Dark brown hair fell over his creased brow, nearly hiding his matching eyes. Everything about Wes was dark, from his hair to his sun-baked leathery skin.

“I have a buyer coming in from Kentucky in the next few days to look at Storm Wind. He’ll want you to be available in case he has any questions.” Wes had a bad habit of disappearing whenever buyers arrived.

“I’ll have her ready.” Wes shifted nervously as he usually did whenever he talked to anyone other than the horses.

“Make sure you’re here with her, Wes,” he ordered. “Disappear on me again and we’re going to have words.”

Wes blinked back at him. “I’ll be here, sir.”

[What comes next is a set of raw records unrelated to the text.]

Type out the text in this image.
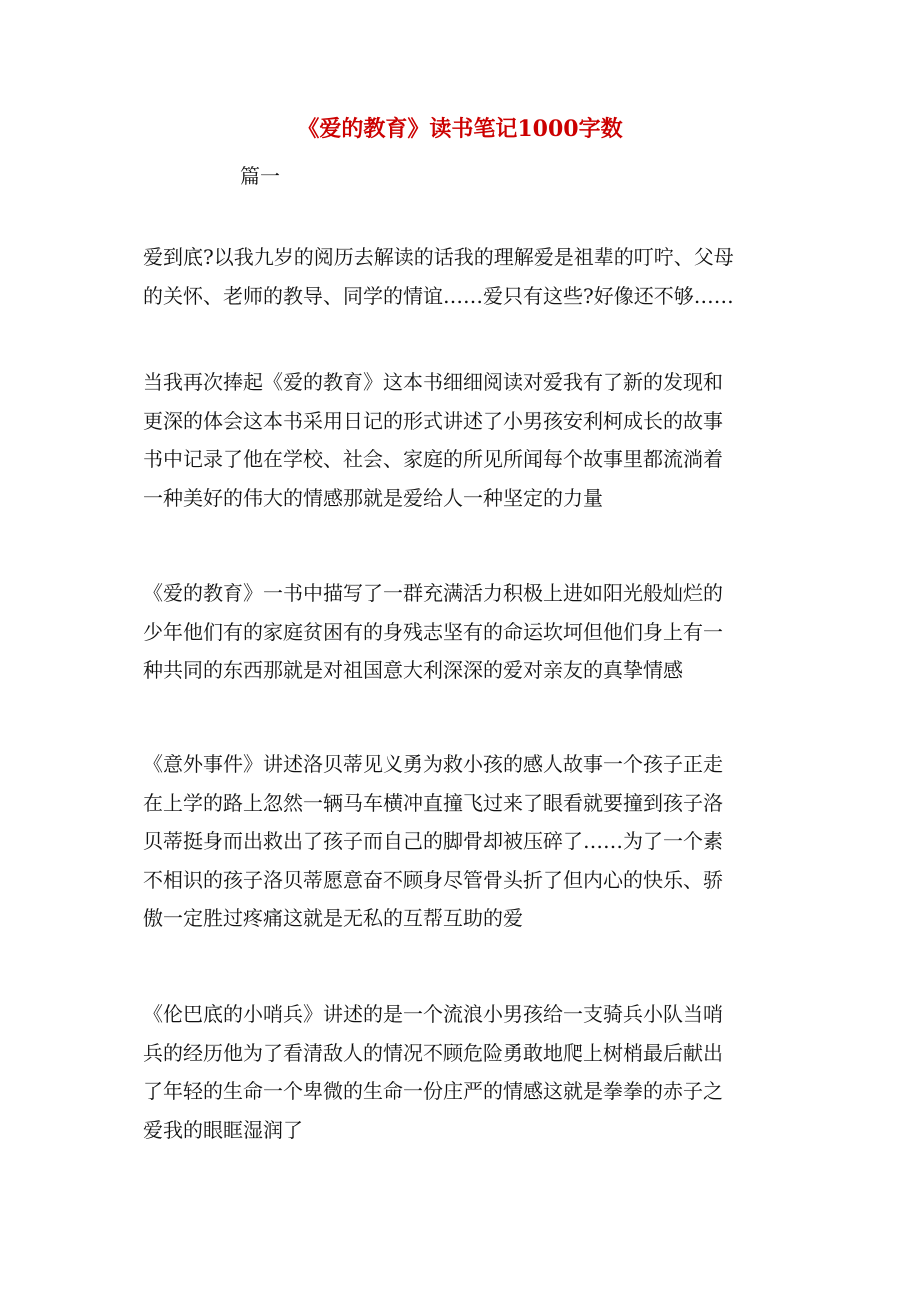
《爱的教育》读书笔记1000字数
篇一
爱到底?以我九岁的阅历去解读的话我的理解爱是祖辈的叮咛、父母
的关怀、老师的教导、同学的情谊……爱只有这些?好像还不够……
当我再次捧起《爱的教育》这本书细细阅读对爱我有了新的发现和
更深的体会这本书采用日记的形式讲述了小男孩安利柯成长的故事
书中记录了他在学校、社会、家庭的所见所闻每个故事里都流淌着
一种美好的伟大的情感那就是爱给人一种坚定的力量
《爱的教育》一书中描写了一群充满活力积极上进如阳光般灿烂的
少年他们有的家庭贫困有的身残志坚有的命运坎坷但他们身上有一
种共同的东西那就是对祖国意大利深深的爱对亲友的真挚情感
《意外事件》讲述洛贝蒂见义勇为救小孩的感人故事一个孩子正走
在上学的路上忽然一辆马车横冲直撞飞过来了眼看就要撞到孩子洛
贝蒂挺身而出救出了孩子而自己的脚骨却被压碎了……为了一个素
不相识的孩子洛贝蒂愿意奋不顾身尽管骨头折了但内心的快乐、骄
傲一定胜过疼痛这就是无私的互帮互助的爱
《伦巴底的小哨兵》讲述的是一个流浪小男孩给一支骑兵小队当哨
兵的经历他为了看清敌人的情况不顾危险勇敢地爬上树梢最后献出
了年轻的生命一个卑微的生命一份庄严的情感这就是拳拳的赤子之
爱我的眼眶湿润了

“Good.” He nodded as he stared around the neat stalls and the glossy, well-cared-for animals.

Wes was a stickler for keeping the stables in perfect condition. He frowned on anyone messing around in them, even Mac.

“Is that all, sir?” Wes asked. “I was cleaning tack in the back room, if you don’t need anything else.”

“That should be all.” Mac nodded shortly as he stepped over to the stall that held his favorite mare and rubbed her neck gently.

Grace had been his first buy, and her first foal had made him a mint. She was graceful, fast as the wind, and as graceful as her name implied.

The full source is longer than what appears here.